Well aware of the narrative surrounding Wisconsin running backs, White told Dunne:
In today's game, running backs have to be able to do it all. They have to catch the ball out of the backfield and pass protect. I feel I can do those things and do those things pretty well. I came out here this week and tried to show that.
In the end, the tape doesn't lie. White is an ultra-talented player who currently is being labeled as a fifth-round pick.
If that projection holds up, the Jaguars would be crazy to not to take a chance on this young man.
Xavier Grimble, TE, USC
A player who's managed to slip under the radar so far this offseason has been USC tight end Xavier Grimble.
Talking about his decision to leave school early, Grimble told Gary Klein of the Los Angeles Times, "I’m healthy and just want to move on and give it a shot...I feel like it was kind of my time.”
Thanks to his 6'5" frame and good speed, Grimble is athletic enough to make an impact at the pro level.

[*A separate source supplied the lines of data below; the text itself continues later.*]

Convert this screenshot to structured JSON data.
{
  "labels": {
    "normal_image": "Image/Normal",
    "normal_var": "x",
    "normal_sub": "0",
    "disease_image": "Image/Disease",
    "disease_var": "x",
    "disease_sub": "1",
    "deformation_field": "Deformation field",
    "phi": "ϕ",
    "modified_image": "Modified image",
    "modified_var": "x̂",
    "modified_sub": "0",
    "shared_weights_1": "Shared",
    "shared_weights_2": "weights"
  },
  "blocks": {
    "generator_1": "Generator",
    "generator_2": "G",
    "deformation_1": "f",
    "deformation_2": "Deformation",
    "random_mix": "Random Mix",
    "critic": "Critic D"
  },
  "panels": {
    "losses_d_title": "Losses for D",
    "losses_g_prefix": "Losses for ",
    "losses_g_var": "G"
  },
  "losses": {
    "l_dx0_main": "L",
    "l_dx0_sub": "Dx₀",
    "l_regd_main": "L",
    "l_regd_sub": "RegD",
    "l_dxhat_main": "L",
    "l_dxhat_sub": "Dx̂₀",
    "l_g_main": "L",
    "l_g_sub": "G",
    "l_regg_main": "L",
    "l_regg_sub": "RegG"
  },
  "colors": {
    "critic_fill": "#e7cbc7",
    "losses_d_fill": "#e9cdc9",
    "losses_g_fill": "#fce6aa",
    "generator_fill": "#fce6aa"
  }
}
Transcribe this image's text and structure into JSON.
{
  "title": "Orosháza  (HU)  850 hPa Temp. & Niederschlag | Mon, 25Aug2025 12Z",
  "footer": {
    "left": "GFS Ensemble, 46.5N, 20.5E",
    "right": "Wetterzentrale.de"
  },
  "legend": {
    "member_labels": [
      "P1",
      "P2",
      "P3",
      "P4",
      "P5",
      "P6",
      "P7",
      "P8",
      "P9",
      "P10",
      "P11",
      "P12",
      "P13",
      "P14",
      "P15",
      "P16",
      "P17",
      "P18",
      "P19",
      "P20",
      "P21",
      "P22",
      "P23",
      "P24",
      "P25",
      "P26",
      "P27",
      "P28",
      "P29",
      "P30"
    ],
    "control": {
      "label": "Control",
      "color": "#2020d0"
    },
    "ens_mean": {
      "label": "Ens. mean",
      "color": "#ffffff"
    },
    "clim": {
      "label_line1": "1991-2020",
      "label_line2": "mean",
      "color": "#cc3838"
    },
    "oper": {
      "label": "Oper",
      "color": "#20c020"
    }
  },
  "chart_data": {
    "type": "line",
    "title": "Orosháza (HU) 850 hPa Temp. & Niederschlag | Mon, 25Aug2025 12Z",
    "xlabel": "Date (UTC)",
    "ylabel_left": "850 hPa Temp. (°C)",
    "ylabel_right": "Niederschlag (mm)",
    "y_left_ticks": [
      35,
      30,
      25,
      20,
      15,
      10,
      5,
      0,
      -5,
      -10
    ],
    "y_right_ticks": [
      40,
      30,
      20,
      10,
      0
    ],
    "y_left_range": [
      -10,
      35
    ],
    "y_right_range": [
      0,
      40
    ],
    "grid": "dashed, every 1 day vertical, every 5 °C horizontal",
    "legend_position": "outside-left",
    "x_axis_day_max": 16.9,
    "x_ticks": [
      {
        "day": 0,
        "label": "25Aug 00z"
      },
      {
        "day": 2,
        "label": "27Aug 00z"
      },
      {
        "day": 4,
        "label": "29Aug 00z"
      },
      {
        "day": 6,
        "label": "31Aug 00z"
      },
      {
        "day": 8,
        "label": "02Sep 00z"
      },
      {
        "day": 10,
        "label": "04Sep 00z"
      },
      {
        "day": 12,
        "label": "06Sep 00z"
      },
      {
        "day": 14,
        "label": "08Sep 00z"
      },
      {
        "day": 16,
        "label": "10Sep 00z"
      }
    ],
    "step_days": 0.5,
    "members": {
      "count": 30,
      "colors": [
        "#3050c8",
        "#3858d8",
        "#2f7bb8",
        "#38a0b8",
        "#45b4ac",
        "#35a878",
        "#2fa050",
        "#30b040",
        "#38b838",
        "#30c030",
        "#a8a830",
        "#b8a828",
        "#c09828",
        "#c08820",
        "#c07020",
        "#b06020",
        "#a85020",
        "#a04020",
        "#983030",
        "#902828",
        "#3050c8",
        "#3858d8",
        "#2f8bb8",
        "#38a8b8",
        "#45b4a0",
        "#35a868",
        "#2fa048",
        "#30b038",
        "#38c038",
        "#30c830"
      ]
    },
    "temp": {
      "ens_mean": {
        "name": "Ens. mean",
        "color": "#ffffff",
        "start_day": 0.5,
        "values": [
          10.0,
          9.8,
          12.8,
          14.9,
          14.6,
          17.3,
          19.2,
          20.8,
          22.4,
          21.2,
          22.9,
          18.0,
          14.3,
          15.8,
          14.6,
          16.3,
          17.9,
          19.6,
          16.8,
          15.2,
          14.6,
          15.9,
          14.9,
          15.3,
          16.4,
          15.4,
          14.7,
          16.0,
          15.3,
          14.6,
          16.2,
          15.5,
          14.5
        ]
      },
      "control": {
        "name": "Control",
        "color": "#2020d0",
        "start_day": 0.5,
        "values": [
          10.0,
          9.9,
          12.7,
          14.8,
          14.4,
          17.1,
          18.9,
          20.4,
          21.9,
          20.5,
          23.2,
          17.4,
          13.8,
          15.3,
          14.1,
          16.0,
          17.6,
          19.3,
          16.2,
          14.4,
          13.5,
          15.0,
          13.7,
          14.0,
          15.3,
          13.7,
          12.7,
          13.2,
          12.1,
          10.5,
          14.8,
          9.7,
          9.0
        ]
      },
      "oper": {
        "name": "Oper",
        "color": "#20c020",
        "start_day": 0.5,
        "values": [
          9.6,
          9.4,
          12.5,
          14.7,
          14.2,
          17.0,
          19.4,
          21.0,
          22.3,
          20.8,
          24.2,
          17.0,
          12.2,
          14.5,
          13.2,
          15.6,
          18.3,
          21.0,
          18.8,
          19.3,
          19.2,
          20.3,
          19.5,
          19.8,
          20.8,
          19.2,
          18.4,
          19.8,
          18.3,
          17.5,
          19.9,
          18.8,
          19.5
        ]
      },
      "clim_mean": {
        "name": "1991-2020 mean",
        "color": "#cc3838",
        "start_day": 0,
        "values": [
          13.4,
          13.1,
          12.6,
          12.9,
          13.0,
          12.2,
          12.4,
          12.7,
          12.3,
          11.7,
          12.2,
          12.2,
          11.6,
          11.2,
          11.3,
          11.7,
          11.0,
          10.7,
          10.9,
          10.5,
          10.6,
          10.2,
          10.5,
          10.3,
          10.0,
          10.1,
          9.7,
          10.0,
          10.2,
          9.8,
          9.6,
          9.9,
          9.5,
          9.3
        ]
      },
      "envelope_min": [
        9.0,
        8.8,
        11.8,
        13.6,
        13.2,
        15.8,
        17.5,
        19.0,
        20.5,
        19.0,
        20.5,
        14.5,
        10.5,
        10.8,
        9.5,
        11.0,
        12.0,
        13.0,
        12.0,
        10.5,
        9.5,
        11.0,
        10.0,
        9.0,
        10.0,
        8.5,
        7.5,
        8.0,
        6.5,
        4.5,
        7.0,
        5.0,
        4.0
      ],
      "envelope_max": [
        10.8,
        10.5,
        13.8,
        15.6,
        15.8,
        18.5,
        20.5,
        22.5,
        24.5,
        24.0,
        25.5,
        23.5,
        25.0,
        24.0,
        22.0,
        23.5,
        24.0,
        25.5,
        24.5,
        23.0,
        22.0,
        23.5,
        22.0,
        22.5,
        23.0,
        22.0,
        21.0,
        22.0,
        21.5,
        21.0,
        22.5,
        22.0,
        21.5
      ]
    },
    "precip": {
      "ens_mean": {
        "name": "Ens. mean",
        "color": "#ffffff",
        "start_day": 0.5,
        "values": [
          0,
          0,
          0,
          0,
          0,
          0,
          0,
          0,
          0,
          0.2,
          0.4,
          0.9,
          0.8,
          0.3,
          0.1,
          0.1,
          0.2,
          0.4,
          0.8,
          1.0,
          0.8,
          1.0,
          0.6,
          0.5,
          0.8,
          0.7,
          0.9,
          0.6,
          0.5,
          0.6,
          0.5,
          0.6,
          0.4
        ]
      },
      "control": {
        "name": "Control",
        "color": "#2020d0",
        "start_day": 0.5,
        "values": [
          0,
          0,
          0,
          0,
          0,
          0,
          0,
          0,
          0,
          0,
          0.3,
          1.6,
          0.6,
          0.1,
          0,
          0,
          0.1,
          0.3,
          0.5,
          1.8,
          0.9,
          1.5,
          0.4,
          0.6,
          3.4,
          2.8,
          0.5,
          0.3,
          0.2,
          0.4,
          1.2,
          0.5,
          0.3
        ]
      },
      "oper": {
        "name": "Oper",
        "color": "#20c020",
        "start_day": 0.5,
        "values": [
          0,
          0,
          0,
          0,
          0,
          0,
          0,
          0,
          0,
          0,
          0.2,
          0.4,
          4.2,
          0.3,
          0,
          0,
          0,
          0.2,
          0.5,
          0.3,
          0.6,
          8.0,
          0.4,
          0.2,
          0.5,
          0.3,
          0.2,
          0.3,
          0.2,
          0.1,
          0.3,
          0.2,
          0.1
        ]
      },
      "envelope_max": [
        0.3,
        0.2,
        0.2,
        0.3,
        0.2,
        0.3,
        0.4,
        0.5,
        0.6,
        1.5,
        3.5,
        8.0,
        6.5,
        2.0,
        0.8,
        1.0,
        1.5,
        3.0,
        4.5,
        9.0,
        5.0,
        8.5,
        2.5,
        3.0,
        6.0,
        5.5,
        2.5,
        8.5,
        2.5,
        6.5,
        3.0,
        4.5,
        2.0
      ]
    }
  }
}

So why isn't anybody talking about this young man? The biggest reason Grimble hasn't made any headlines could be directly related to former USC head coach Lane Kiffin. According to Jacob Freedman of the DailyTrojan.com, it was Kiffin's play-calling that hindered Grimble's ability to contribute on offense.
Finding guys who fit your scheme is crucial to the success of any NFL team. For Jaguars offensive coordinator Jedd Fisch, Grimble would be a dream come true.
The luxury of having a 250-pound tight end who's athletic enough to line up all over the field would provide this offense with another layer of creativity.
Projected to go in the seventh round of this year's draft, because of his size and potential, Grimble is one player who makes a lot of sense for the Jaguars.
Deandre Coleman, DT, Cal
When you talk about defensive tackle prospects, one name that goes unnoticed at times is University of California standout Deandre Coleman.
As Ryan O'Halloran of The Florida Times-Union tweeted, Coleman was one of the players who impressed the Jaguars coaching staff during the Senior Bowl.
A versatile big man who can create chaos in the trenches, Coleman relies on his strength and quickness to make an impact.
The biggest concern surrounding the 315-pound bruiser out of Cal has been his lack of consistency.
As Rob Rang of NFLDraftScout.com (h/t CBSSports.com) pointed out in his Senior Bowl notes that "...scouts are left to question where this passionate play was throughout a disappointing senior season in the Pac-12."
Projected to be selected in the seventh-round pick—a projection that will change as the draft gets closer—if he can put everything together and dedicate himself to football, Coleman will be a solid contributor at the next level.
Having already left an impression on Bradley and his staff, Coleman could be one late-round sleeper the Jaguars make sure they go out and get.